The Stone Corridor
The Stone Corridor provides a covered walkway westwards from the Aula Maxima corridor, under the main arch, and southwards to the end of the West Wing. The cloisters contain a collection of Ogham Stones illustrating an early coded form of the Irish language. These are ancient gravestones, each one marking the burial place of a distinguished person in a Celtic tribe, a chieftain or a bard, and date from the second or third century of the Christian era - the period before Saint Patrick came to Ireland. Letters represented by grooves and notches record simple genealogical statements of the period 300-600 AD. Many scholars believe that the Ogham alphabet is related to the Latin alphabet.
Ogham Stone Collection
UCC's collection of Ogham Stones in the North Wing of the Quadrangle is the result of the activity of antiquarian collectors, mainly in the 19th century. They would have stood in open country across the south and southwest of Ireland. They are also to be found in Cornwall in southwest England, and in southwest Wales. Some Ogham Stones were removed and re-used at various times - for example, lintels in early medieval underground passages called Sousterrains. Ogham comprises a set of twenty or so letters of the Latin alphabet, transcribed into incisions and notches made on the corner edge of a quarried slab of stone. A key to its translation was discovered in a medieval religious text. This marked the first time that Irish was written down. Using this translation, it is possible to read the Ogham script, from the bottom of the stone up. Most scripts conform to a pattern incorporating genealogical descent - for example (in Latin) "X son of Y" and other social elements such as "of the tribe Z". As such, they are frequently described as 'grave markers', although no evidence (eg: associated burials) of this function has been found by archaeologists. They may be commemorative, even in the absence of burials, or they may have been used as boundary markers. Archaeologists place Ogham Stones in the date-range of the 4th to the 8th centuries AD, so an approximate average age may be 1500 years. What is significant about them is that they are testimony of the arrival of the use of Latin, spread by the Roman Empire as far as Great Britain, and via cultural exchange in Ireland.
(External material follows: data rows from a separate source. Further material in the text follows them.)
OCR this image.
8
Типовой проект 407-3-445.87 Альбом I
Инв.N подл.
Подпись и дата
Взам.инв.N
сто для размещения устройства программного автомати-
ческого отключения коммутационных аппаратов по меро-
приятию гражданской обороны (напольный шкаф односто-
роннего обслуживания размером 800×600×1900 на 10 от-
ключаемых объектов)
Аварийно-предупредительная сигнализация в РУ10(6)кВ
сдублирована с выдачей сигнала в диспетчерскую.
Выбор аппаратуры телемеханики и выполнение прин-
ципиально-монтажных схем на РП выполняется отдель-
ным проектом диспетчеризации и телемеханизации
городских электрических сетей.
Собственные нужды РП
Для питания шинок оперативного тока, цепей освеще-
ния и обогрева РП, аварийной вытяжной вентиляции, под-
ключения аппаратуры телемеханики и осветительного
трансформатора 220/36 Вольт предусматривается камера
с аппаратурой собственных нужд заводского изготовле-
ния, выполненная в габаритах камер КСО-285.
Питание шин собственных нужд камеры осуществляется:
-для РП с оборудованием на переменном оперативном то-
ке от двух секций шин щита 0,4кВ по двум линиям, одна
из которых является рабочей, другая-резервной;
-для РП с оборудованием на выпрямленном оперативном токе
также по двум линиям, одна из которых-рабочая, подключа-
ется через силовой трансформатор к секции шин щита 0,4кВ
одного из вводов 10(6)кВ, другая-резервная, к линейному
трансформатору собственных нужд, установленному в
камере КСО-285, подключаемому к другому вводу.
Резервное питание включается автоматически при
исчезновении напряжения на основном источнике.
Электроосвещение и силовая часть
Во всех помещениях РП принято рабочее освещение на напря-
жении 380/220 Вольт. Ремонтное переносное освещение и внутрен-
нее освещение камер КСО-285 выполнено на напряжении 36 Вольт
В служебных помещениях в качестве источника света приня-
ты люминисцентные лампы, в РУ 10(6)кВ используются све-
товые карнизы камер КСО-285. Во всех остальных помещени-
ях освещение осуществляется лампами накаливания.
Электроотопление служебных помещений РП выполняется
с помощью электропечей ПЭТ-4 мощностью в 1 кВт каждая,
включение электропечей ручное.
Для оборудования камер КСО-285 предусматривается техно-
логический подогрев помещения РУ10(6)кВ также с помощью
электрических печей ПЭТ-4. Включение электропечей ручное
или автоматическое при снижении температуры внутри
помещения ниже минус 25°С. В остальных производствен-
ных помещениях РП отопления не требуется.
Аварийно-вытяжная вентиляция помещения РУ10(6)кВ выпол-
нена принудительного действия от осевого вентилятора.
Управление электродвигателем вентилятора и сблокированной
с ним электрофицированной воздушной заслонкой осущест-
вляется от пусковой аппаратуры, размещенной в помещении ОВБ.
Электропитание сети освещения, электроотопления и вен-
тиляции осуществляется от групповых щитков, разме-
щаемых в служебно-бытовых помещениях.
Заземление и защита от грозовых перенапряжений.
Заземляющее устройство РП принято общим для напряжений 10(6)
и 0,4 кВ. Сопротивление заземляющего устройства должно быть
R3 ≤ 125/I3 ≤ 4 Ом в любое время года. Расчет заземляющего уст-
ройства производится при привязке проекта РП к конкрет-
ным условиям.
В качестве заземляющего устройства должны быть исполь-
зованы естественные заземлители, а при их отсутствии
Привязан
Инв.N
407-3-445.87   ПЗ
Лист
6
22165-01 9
They show that Irish and Latin existed side by side, probably only in religious establishments such as monasteries, at the time of the emergence of Christianity in Ireland. These stones span the period of conversion to Christianity. Those with Christian associations are the earliest evidence of Christianity in Ireland. The collection also contains a medieval stone 'quern' (for milling grain), a cross-slab from the early medieval period and a cup-marked stone - of debateable function - some three to four thousand years old.